Not only do zebrafish and humans share 80% of the genes that are linked to disease, but these fish are also social animals, said Yohaan Fernandes, Ph.D., assistant professor of biology at the University of South Dakota. These traits, among others, make them ideal for use in FASD research.

“For research purposes, we need something that strikes a balance between simple and complex enough to ask questions that are related to humans. Zebrafish strike that balance,” said Fernandes, who received a grant from the National Institutes of Health to study the interplay of genes and the environment on the social and cognitive deficits associated with FASD.

According to the Centers for Disease Control and Prevention, FASDs are a group of conditions that can occur in a person who was exposed to alcohol before birth. Estimated to impact approximately 5% of children born in the United States each year, individuals with FASD exhibit a wide range of structural and cognitive deficits.

In the form of ethanol, Fernandes examines how alcohol exposure can affect embryonic zebrafish at the molecular level. Zebrafish embryos are ideally suited for testing different levels of exposure to ethanol since they are externally fertilized. This allows researchers to place the embryos in an ethanol solution of different concentrations and for different lengths of time.

Zebrafish in blue lab container on shelf

Additionally, the zebrafish’s natural tendency to form shoals – or a group of fish – can be leveraged to characterize the effect embryonic alcohol exposure has on the brain and social behavior.

“Zebrafish show an increase in dopamine levels when they are given social opportunities,” said Fernandes.

Fernandes uses transgenic zebrafish with green fluorescent protein tagged to dopamine neurons, zebrafish lines in which dopamine neurons are absent, advanced microscopy and behavioral analysis to characterize how embryonic alcohol exposure interacts with the dopaminergic pathway.

Additionally, Fernandes uses CRISPR gene editing techniques to determine whether particular genes protect or enhance the effect embryonic ethanol exposure has on brain and behavior.

The social nature of zebrafish also allows Fernandes to consider how environmental changes can help diminish the social deficits associated with FASD.

“We’re looking at the role environment plays,” he said. “If the fish who are exposed to alcohol as embryos are then put into a positive environment—either with fish that are unexposed or the right number of fish—can that mitigate their deficit?”

This research marries two of Fernandes’ interests that date back to his undergraduate studies. While working in the biology lab of a professor who studied alcohol’s effects on adult zebrafish, Fernandes was also pursuing a specialization in exceptionalism and learning. At the same time, his sister worked with individuals who had FASD and relayed her experiences to him.

“She told me a striking story about how this child knew that there was something slightly wrong, but didn't really understand why,” he said. “She would ask: ‘Why can’t I go to these parties? Why am I not invited?’ And this really struck a chord with me.”

Fernandes combined his interests and developed a zebrafish model of FASD social defects. He began this work as an undergraduate student and has continued building on it throughout his doctoral and postdoctoral work. Fernandes continues this research at USD.

His wife, Mindy Fernandes, has been working alongside him since graduate school. She now manages the lab at USD.

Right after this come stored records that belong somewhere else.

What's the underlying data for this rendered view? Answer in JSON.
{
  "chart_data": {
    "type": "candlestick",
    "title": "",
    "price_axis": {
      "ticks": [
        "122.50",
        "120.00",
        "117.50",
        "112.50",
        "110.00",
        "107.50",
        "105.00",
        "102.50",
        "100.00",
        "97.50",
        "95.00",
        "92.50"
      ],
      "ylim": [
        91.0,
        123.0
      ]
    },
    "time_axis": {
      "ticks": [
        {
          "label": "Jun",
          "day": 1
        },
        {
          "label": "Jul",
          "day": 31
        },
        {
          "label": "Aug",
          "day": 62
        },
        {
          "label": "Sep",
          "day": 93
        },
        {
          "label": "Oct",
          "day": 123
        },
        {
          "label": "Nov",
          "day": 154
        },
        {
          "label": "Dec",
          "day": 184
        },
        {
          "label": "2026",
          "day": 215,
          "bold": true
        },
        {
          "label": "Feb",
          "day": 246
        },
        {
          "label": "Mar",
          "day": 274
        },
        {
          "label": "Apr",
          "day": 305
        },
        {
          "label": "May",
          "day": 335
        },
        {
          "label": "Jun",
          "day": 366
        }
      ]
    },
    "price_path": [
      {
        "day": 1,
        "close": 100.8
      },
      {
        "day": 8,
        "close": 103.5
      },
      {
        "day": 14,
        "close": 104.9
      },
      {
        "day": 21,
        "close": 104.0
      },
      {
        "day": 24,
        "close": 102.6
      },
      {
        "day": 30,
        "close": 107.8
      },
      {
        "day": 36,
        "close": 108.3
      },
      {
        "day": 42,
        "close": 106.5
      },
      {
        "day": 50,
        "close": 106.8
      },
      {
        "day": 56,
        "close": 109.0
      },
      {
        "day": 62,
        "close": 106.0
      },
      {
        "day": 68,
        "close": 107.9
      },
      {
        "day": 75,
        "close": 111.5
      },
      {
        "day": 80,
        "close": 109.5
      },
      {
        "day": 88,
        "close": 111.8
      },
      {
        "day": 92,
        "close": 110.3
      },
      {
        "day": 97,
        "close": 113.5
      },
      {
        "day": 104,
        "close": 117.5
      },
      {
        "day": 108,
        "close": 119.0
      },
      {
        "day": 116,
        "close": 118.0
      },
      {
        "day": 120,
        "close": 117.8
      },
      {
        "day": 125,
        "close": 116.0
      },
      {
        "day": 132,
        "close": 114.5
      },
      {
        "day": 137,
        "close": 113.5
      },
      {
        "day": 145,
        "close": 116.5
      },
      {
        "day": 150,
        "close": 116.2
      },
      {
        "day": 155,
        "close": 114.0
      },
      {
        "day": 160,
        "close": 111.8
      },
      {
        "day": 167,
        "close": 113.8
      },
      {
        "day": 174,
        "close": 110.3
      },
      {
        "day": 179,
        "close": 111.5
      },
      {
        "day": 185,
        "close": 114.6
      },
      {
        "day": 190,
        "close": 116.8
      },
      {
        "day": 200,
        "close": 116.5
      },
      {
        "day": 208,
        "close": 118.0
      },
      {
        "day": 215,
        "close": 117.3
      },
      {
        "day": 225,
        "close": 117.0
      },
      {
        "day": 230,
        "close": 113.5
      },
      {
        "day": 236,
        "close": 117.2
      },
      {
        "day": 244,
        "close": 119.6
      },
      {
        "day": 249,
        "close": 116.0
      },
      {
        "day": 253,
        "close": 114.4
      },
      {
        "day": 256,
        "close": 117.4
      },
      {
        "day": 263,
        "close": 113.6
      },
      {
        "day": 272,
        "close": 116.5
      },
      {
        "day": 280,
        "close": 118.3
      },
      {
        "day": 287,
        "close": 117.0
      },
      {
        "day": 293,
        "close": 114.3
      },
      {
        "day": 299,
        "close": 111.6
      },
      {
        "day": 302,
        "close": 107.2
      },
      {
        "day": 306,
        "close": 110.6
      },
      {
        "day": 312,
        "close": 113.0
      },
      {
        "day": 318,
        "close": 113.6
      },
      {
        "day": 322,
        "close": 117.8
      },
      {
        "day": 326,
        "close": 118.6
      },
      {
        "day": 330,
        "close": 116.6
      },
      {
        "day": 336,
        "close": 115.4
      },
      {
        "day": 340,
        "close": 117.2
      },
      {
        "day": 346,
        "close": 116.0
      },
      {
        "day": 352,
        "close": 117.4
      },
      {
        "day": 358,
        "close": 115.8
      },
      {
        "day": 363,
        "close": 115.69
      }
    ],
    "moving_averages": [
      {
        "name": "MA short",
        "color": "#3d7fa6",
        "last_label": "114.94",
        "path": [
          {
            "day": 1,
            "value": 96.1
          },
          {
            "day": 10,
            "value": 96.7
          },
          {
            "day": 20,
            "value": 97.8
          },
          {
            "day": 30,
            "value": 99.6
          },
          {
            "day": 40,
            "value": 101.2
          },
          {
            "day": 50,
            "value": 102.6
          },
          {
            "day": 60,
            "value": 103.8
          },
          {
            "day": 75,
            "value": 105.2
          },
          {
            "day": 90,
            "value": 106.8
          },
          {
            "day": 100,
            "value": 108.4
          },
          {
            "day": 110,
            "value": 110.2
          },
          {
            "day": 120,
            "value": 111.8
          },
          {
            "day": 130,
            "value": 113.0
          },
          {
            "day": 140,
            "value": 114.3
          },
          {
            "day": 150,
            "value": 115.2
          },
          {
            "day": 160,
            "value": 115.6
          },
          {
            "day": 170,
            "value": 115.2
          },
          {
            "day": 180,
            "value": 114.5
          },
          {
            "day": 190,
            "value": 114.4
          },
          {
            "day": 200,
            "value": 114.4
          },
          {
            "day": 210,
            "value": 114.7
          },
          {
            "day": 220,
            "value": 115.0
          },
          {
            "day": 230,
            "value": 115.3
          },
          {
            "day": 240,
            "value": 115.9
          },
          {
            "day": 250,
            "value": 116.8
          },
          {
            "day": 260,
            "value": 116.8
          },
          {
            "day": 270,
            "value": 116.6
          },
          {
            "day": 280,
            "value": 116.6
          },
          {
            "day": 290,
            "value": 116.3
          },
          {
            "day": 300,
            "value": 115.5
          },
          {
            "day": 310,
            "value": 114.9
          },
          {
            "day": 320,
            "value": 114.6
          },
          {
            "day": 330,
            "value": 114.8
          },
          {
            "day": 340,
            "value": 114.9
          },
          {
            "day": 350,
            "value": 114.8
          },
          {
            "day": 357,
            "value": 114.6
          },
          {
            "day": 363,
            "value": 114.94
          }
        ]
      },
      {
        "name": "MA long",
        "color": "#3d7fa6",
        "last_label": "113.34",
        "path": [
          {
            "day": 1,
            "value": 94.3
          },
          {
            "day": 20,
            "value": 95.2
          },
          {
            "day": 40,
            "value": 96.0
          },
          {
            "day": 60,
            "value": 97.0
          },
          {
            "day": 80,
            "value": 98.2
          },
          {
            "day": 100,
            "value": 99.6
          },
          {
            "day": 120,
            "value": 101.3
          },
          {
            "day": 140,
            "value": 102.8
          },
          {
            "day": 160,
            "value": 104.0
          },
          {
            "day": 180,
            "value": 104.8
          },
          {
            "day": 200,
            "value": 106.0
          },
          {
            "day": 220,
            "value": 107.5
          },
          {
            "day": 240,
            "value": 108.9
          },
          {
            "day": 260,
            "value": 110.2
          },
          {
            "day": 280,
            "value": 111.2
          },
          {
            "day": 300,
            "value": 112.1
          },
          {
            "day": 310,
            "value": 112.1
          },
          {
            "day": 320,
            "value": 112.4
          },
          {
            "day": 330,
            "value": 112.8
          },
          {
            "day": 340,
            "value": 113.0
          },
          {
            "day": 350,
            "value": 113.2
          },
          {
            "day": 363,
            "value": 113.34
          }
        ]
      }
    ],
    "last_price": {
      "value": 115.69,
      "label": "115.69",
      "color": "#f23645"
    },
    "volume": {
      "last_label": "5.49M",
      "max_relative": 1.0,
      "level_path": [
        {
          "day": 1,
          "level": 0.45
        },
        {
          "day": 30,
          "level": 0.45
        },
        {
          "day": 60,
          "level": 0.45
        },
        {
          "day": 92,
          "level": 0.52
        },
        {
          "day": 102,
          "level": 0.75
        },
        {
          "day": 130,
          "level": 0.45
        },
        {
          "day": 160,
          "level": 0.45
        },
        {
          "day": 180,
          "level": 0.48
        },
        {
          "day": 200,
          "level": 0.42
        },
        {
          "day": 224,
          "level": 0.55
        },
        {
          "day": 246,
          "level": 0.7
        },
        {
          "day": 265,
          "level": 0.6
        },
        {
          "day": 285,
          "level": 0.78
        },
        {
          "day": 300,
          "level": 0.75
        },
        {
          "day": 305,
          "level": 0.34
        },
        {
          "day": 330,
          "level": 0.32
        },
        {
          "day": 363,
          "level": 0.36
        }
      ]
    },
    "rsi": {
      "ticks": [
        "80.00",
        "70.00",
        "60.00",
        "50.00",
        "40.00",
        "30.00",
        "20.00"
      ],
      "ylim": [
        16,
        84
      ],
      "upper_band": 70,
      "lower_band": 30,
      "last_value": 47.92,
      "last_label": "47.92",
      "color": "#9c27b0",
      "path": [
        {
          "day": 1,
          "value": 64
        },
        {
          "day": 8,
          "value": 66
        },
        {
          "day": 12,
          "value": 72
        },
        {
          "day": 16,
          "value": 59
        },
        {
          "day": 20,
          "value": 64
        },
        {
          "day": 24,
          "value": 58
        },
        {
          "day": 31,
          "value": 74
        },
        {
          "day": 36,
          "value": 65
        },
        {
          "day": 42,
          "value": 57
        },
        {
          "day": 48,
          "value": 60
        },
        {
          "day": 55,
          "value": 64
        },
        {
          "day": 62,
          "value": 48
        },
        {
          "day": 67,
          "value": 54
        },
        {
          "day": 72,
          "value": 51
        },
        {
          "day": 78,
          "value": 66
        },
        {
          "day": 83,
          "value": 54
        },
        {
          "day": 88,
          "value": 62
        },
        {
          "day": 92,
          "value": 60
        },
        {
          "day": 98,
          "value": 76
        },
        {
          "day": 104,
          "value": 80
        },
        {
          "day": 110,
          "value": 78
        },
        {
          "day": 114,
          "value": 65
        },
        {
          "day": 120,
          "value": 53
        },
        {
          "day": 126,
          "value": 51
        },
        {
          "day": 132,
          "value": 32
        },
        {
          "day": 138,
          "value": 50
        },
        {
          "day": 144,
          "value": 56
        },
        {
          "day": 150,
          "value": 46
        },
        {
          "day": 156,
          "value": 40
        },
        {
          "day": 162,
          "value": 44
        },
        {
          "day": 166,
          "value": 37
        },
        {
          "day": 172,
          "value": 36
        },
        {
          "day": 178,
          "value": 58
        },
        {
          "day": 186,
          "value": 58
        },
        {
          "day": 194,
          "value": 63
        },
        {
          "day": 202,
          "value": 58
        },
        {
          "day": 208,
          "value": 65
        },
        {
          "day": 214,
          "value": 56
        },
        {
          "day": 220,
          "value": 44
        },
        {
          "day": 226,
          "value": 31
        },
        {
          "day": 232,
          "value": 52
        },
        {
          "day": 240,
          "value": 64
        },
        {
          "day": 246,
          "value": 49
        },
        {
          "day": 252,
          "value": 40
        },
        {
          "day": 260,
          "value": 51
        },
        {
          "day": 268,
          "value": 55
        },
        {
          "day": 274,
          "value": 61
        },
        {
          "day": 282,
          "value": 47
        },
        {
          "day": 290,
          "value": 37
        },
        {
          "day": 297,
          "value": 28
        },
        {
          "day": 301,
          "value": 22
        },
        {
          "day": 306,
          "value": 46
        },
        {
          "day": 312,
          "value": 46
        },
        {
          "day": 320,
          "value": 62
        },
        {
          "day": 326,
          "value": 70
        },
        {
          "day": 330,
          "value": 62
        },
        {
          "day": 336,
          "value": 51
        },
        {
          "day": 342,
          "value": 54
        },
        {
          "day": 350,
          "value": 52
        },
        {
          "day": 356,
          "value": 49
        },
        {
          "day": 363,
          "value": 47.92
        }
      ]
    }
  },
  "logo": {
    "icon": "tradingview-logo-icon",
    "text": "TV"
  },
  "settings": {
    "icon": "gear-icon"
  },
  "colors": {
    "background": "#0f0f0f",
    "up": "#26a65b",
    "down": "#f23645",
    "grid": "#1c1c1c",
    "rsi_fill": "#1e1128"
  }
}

Yohaan and Mindy Fernandes posing in front of lab shelves

“We have worked side by side over 10 years -- she is my compass,” said Fernandes. “Mindy and I have published many papers together. She is great with students and has a keen eye for learning studies. I wouldn’t have it any other way.”

His research examines fundamental mechanisms to try to explain how alcohol exposure affects embryonic development and how developing interventions can help individuals with FASD lead more fulfilling lives.

“One avenue would be finding a treatment that is chemical,” Fernandes said. “The other avenue is finding a way to provide enrichment in the environment. If we can show strong proof that we can help people, that would be really exciting.”